Wednesday, 2 June 2010

Druids Demonstrate Regression to the Mean perfectly

I once heard of an experiment that a friend of mine (an anti-speed camera campaigner) used to do when he was giving a presentation. He would get everyone in the room to randomly generate a 2-digit number (not sure how, exactly, maybe he used to carry some sort of 10-sided dice with him). He would then give everyone who rolled more than 80 a big picture of a speed camera and got them to generate a second set of numbers.
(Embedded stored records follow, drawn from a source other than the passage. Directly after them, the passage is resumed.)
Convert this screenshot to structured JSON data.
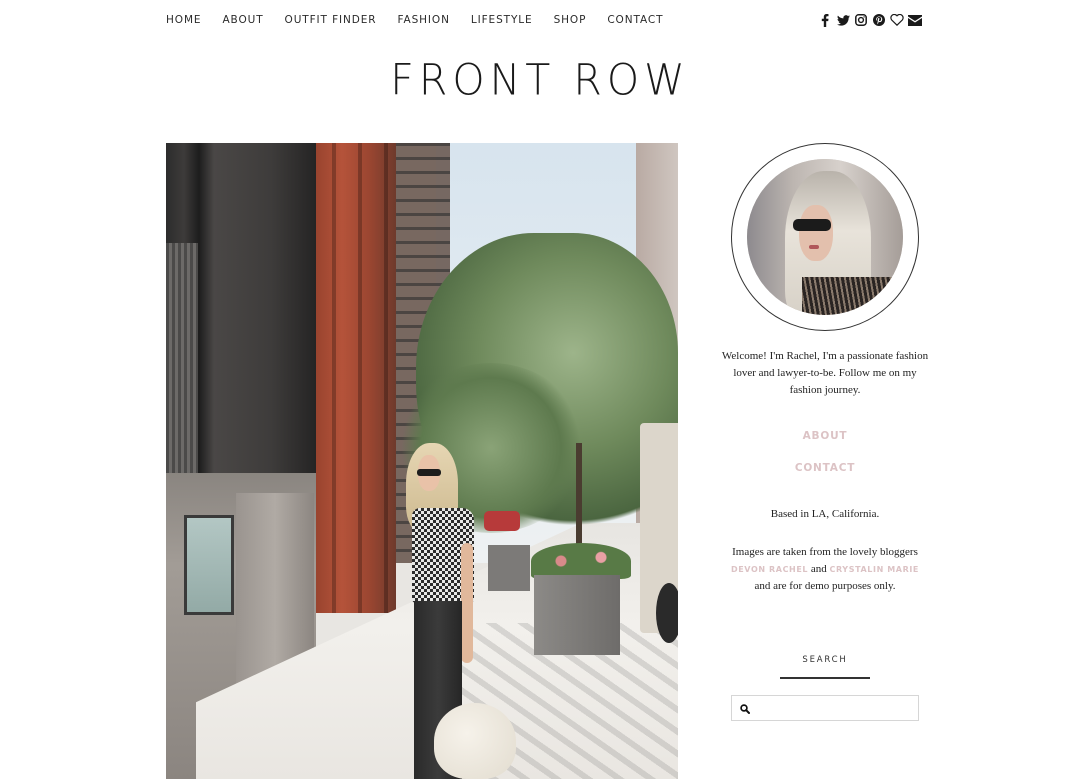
{
  "nav": {
    "items": [
      {
        "label": "HOME"
      },
      {
        "label": "ABOUT"
      },
      {
        "label": "OUTFIT FINDER"
      },
      {
        "label": "FASHION"
      },
      {
        "label": "LIFESTYLE"
      },
      {
        "label": "SHOP"
      },
      {
        "label": "CONTACT"
      }
    ],
    "social": [
      "facebook-icon",
      "twitter-icon",
      "instagram-icon",
      "pinterest-icon",
      "heart-icon",
      "envelope-icon"
    ]
  },
  "site": {
    "title": "FRONT ROW"
  },
  "hero": {
    "alt": "Blonde woman in gingham top and black jeans holding a white straw bag on a sunny city sidewalk"
  },
  "sidebar": {
    "profile_alt": "Portrait of Rachel with sunglasses and long blonde hair",
    "bio": "Welcome! I'm Rachel, I'm a passionate fashion lover and lawyer-to-be. Follow me on my fashion journey.",
    "links": [
      {
        "label": "ABOUT"
      },
      {
        "label": "CONTACT"
      }
    ],
    "location": "Based in LA, California.",
    "credits": {
      "prefix": "Images are taken from the lovely bloggers",
      "blogger1": "DEVON RACHEL",
      "joiner": "and",
      "blogger2": "CRYSTALIN MARIE",
      "suffix": "and are for demo purposes only."
    },
    "search": {
      "title": "SEARCH",
      "placeholder": "",
      "value": ""
    }
  },
  "colors": {
    "accent_pink": "#dcc3c5",
    "text": "#222222"
  }
}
Lo and behold, only a small fraction (on average around 1/5) of those carrying speed camera signs had high levels of deaths. The speed cameras had worked!

This is the purest way I've ever seen to explain the phenomenon of 'regression to the mean'. It's a well-known phenomenon, and explains a lot of things, from why test scores at the worst schools tend to improve the next year, through why patients who visit a homeopath seem to feel better, to the Sports Illustrated Jinx.

However, the Austrian motorway authority seems never to have heard of it. They recently asked some druids to reduce the number of fatalities at a few accident blackspots by burying some magnetic slates. The results were a roaring success:
Austrian motorway authority ASFINAG said it was sceptical at first and kept the project a secret. But it went public after the druids’ efforts cut the number of deaths at the notorious crash site from six a year to zero in two years.
I don't think there's much more to say.